Case Study I

Case Study I

Please be sure you've reviewed the instructions and understand how to exchange with your partner and submit a complete case study. According to our schedule, Case Study I is due Thursday, October 14th, by midnight at the latest. Please be reliable, not just for my sake, but for the sake of your partner. Well, and honestly, for your own sake as well.

Consider the following puzzle posed by a case in the 2019 National Ethics Bowl:

The Death Algorithm

In May, 2018, Google's Medical Brain team published a paper in Nature announcing a new health care initiative, an Artificial Intelligence algorithm designed to predict patient outcomes, duration of hospitalization, even the likelihood of death during hospitalization. A great deal of attention is being paid to mortality statistics, or the death algorithm, which has been used in two instances. In the first case, at Hospital A, the algorithm was 95 percent accurate in predicting death; in the second case, at Hospital B, it was 93 percent accurate. In both of these cases, the AI algorithm preformed significantly better than the more traditional models or techniques of predicting patient outcomes.

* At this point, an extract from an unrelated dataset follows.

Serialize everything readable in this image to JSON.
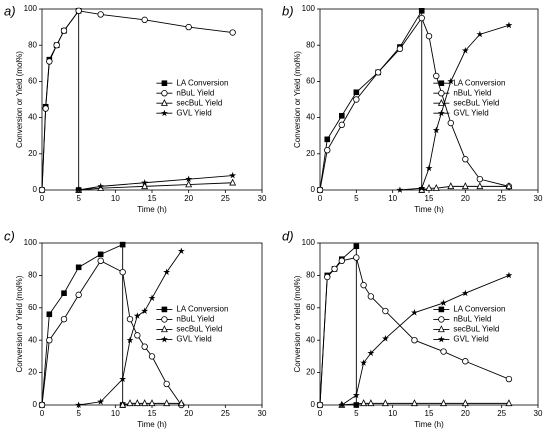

Google researchers believe the algorithm will reduce health care cost, increase patient-physician face time, and reduce the burden of current data systems which rely heavily on cumbersome and labor-intensive data mining techniques. The AI algorithm is based on very large amounts of anonymous patient data (one previous algorithm used forty-six billion pieces of data), for which use patients and hospitals had consented and approved. Proper safeguards or data security, privacy, and various other HIPPA concerns are a major issue, especially in light of data privacy concerns with companies in the past such as Facebook.

This technology may also be exciting for health insurance companies. Insurance companies love data because it allows them to better estimate the cost of covering an individual. The AI algorithm is the first of its kind due the large amount of data it uses, and promises to become one of the most effective tools for predicting health care cost and outcomes.

There are, however, many unknowns. How will this new AI affect health insurance and patient treatment? Will health insurance companies have access to the data? How will accessibility and affordability of health insurance change if there is reason to believe an individual has increased risk factors for disease progression, hospitalization, or death? Will physicians still use due diligence for medical diagnoses or will they simply rely on the AI outcomes? What will happen when the algorithm and a physician disagree?

The rapid spread of the delta variant of covid has led to hospitals in Idaho and Alaska adopting Crisis Standards of Care for allocating scarce hospital beds and resources to those patients for whom a triage team of health care providers determine doing so will do the most good. For example, having more patients needing ventilators than ventilators forces the hospital to make difficult choices about which patients get intubated and put on a ventilator. Under Crisis Standards of Care, young, otherwise healthy patients who are more likely to improve on a ventilator receive the care over someone who is older and suffers from other disease processes--so-called co-morbidities--which make it less likely they will survive covid.

The problem, of course, is that one of the scarcest resources available is precisely the members of the triage team themselves who would be making these determinations. Surely their efforts are better utilized working directly with patients rather than laboriously reviewing patients to determine who shall enjoy full care and who at most palliative care. Moreover, it is unclear how health care providers can avoid biases against, say, anti-maskers and anti-vaxxers whose very intransigence has been responsible for over-topping hospital resources and so resulting in adopting Crisis Standards of Care in the first place.

Hospital administrators tasked with implementing Crisis Standards of Care thus face a complex and morally fraught choice between at least three alternatives:

  1. Deploy Google's 'Death Algorithm' to sort patients on intake between those suited to receiving full care (thumbs up!) and those destined for at most palliative care and, likely, hospice (thumbs down!).
  2. Deploy a standard triage team of physicians and nurses to sort patients on intake between thumbs up and thumbs down without relying on judgments from the Death Algorithm.
  3. Deploy a special triage team that in turn uses the Death Algorithm to inform the team's deliberations over how to sort the patients.

Question: Putting yourself in the position of being a hospital administrator under these cruel circumstances and facing these three choices, which of the three is the morally right choice?

Answer this question by assuming one and only one of the Utilitarian theories for your Case Study. Thus you assume (just one of) either EAU (=CU), HAU, QHAU, IAU, PAU, ERU, HRU, QHRU, IRU, or PRU upon which to construct your argument.